4) D’un point de vue strictement judiciaire, se battre pour raccourcir les délais d’audiencement.
Il n’est en effet pas raisonnablement possible de donner une date d’audience à six mois, ou plus, à une femme ayant quitté, avec ses enfants, en urgence, et en général sans ressources, le domicile conjugal aux fins d’obtenir une mesure d’éloignement du conjoint violent.
Comme en ont témoigné les instructions du gouvernement de raccourcir drastiquement les délais dans le cadre du Grenelle, cette ambition relève de la volonté politique d’imposer des délais restreints aux présidents de juridictions sur tout le territoire français.
En témoigne par exemple l’instruction donnée à la juridiction-pilote de cette réforme, à savoir le Tribunal de grande instance de Créteil, connaissant initialement devant le JAF des délais d’audiencement de plusieurs mois, tout d’un coup ramenés à 10 jours pour obtenir une date d’audience, et 8 jours supplémentaires pour mettre à disposition son jugement. Preuve que cette réduction des délais est donc possible.
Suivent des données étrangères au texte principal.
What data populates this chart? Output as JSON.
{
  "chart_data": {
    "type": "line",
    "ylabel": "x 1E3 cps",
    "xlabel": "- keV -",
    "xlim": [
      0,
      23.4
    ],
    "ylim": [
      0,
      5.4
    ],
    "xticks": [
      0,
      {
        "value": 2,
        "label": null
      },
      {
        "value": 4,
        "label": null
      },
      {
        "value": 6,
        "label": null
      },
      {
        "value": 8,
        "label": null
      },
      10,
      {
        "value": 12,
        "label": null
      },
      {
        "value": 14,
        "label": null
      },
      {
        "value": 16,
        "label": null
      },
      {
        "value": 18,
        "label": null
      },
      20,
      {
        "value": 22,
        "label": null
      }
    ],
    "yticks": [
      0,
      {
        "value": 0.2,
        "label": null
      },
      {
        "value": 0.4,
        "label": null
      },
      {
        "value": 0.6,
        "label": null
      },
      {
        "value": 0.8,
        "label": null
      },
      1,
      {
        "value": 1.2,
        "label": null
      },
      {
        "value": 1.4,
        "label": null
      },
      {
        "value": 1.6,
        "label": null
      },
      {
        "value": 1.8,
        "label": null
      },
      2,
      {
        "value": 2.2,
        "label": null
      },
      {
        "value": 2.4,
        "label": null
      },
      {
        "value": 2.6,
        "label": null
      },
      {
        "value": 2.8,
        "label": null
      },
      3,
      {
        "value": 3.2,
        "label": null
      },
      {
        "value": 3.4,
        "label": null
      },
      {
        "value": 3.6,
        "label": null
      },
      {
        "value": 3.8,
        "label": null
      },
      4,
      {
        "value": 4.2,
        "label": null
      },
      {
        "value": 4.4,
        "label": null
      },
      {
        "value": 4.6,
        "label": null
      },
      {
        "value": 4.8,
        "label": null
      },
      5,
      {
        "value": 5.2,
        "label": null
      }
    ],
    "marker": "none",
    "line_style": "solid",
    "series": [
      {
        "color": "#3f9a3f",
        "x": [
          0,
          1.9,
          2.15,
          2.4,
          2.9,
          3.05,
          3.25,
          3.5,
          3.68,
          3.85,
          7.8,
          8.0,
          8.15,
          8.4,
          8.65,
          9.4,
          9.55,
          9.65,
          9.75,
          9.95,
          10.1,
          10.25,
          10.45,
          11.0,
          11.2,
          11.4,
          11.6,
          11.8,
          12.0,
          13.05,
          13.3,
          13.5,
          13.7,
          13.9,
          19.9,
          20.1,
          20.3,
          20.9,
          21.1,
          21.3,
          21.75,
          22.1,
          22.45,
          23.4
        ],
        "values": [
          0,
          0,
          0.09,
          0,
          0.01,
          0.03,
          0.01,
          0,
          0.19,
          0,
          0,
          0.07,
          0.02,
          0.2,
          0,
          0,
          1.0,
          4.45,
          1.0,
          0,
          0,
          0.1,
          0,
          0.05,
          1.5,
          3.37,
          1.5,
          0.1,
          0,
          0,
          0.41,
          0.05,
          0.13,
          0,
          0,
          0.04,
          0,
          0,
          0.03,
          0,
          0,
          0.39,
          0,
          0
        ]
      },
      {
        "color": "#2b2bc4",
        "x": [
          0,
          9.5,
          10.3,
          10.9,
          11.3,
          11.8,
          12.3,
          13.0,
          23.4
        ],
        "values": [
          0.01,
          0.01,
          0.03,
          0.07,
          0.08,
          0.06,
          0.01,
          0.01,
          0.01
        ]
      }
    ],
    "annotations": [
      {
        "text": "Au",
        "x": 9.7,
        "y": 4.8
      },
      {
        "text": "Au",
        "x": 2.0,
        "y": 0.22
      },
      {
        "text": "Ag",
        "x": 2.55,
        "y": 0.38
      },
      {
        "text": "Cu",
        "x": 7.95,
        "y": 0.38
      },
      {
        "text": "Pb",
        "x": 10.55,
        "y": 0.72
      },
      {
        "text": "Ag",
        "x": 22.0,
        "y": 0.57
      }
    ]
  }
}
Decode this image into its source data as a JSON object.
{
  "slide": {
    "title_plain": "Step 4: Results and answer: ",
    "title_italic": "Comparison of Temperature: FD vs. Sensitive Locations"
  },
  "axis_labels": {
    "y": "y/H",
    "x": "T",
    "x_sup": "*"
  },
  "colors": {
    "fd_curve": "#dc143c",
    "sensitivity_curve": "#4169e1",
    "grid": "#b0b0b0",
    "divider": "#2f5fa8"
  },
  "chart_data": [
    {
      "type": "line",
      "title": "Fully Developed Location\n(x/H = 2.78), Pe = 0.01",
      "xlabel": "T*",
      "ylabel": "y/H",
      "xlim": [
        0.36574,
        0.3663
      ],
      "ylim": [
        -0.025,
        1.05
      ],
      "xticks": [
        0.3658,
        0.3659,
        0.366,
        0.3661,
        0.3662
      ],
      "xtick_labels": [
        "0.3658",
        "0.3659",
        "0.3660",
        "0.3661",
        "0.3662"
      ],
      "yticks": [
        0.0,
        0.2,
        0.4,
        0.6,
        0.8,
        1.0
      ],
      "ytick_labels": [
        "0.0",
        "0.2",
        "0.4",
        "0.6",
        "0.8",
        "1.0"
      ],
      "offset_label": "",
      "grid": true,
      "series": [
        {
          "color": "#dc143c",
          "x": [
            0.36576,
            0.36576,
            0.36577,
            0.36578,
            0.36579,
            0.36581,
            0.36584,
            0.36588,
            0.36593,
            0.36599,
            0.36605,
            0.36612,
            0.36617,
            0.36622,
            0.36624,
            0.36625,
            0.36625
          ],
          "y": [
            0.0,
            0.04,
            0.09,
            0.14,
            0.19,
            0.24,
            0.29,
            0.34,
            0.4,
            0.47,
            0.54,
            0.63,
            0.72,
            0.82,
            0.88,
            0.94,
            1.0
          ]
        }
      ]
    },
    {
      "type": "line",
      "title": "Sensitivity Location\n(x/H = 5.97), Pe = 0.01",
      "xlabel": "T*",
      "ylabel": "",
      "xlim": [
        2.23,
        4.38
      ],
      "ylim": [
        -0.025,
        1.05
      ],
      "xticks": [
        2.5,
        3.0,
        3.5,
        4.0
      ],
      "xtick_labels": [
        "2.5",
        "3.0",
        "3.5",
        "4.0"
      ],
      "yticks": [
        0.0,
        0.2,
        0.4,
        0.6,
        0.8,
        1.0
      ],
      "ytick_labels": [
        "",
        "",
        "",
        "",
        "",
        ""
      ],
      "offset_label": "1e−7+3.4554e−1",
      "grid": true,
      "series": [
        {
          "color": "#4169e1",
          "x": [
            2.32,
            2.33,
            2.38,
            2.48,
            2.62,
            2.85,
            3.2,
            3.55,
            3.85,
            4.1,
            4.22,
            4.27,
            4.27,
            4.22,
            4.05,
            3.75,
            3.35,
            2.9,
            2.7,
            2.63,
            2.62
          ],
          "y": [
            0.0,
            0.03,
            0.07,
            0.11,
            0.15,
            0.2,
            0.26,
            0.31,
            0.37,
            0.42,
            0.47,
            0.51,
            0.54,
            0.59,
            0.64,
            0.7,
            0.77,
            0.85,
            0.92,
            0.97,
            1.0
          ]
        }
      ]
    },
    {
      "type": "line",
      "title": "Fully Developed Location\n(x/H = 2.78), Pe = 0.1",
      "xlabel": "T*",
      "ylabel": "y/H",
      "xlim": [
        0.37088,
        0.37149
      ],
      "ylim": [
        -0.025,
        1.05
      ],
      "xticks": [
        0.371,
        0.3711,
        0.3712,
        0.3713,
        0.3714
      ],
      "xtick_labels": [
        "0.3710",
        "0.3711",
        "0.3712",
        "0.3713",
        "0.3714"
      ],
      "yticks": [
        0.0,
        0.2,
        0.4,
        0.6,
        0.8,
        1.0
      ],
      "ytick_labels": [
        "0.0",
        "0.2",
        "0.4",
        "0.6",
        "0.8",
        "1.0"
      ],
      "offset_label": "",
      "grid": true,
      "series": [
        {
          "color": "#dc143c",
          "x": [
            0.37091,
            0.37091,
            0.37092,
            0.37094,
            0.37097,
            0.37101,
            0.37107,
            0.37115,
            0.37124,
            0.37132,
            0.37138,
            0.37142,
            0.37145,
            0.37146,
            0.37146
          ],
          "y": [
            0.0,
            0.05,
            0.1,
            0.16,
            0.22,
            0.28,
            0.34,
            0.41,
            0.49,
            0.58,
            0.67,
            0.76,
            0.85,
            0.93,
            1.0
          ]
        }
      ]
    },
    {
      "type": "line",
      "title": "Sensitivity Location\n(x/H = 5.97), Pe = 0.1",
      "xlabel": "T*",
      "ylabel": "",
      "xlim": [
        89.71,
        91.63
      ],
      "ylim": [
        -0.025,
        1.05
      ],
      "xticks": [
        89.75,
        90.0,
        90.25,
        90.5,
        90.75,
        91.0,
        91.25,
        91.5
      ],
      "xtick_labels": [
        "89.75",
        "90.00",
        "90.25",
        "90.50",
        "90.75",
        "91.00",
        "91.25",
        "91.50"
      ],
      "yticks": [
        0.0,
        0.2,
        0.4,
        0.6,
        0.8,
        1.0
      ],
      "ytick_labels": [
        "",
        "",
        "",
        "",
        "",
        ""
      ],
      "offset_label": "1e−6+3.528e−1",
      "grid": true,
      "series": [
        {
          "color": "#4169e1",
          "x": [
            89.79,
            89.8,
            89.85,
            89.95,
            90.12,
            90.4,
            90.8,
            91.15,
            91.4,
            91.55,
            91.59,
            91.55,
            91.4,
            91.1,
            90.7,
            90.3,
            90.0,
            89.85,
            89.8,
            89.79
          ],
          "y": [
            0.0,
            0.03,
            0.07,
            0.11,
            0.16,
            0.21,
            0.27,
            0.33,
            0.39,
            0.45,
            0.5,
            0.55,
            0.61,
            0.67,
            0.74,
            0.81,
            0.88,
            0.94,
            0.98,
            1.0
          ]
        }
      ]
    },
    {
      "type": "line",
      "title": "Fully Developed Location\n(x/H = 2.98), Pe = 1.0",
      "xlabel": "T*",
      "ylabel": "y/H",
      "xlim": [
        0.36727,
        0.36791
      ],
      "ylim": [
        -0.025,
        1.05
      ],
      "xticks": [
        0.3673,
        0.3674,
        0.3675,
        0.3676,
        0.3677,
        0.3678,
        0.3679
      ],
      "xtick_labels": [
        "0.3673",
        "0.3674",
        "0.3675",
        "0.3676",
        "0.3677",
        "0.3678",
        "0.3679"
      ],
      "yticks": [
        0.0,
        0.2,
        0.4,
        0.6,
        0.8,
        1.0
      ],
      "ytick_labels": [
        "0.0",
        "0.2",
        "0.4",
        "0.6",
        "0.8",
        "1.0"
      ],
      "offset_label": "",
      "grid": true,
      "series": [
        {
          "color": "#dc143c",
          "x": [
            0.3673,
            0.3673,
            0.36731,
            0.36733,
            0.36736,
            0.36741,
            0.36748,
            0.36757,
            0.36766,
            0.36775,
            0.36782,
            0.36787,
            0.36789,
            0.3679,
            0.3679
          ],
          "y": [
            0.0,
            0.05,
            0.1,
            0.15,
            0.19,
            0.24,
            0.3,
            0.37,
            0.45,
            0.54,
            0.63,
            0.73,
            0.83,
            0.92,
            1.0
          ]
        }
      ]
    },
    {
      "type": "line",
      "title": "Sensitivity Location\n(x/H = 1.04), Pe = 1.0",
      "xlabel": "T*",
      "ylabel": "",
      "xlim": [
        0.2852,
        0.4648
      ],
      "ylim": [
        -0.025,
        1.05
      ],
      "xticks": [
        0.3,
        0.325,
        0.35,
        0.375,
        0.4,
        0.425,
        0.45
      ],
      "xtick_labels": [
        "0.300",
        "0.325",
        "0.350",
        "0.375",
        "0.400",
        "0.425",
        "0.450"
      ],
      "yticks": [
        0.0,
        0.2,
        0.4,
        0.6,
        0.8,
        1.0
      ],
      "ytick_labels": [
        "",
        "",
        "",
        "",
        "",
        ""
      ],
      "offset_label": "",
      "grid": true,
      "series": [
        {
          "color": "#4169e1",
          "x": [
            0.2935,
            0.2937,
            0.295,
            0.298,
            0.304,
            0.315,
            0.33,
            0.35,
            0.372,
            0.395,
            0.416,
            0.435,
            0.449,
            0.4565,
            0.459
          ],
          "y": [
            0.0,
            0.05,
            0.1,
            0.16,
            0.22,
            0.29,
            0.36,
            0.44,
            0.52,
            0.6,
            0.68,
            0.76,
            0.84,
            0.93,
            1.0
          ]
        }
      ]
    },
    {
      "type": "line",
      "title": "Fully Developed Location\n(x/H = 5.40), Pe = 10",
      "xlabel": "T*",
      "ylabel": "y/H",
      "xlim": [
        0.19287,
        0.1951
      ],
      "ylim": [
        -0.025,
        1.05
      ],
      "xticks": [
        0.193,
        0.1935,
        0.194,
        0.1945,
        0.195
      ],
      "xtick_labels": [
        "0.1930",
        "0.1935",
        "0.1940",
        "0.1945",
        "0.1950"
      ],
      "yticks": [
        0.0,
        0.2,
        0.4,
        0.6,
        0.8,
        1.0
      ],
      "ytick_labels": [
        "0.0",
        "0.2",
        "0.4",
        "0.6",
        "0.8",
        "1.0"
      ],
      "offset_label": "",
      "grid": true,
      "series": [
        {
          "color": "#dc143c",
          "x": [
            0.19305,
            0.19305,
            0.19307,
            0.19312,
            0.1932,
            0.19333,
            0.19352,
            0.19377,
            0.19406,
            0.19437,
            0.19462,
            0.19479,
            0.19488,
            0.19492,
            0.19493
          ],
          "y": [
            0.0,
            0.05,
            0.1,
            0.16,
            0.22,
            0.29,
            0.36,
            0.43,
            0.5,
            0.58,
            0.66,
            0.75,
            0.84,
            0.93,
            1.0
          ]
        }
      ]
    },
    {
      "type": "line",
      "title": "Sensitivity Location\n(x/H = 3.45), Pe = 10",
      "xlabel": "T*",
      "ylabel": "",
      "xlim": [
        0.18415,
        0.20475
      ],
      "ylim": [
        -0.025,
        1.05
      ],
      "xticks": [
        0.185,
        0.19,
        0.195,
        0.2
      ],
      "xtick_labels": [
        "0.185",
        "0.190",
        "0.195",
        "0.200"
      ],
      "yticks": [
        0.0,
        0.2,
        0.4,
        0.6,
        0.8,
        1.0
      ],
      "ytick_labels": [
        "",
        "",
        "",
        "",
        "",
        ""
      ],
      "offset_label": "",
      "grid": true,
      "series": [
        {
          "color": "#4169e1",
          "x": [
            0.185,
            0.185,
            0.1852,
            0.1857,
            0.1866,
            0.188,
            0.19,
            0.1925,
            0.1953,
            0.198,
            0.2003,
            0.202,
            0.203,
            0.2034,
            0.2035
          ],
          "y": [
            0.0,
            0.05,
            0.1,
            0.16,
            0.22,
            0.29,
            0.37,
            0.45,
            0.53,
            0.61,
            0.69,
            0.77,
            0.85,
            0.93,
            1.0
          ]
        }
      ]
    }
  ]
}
Enfin, rendre cet éloignement effectif en garantissant le relogement de l’agresseur par le biais de programmes publics et associatifs, au risque sinon de voir ce dernier revenir chez sa victime, qui en général fragilisée ne voit d’autre possibilité que de rouvrir sa porte.
Ce plan d’action progressif est clair, parfaitement réalisable, et donc applicable dès demain.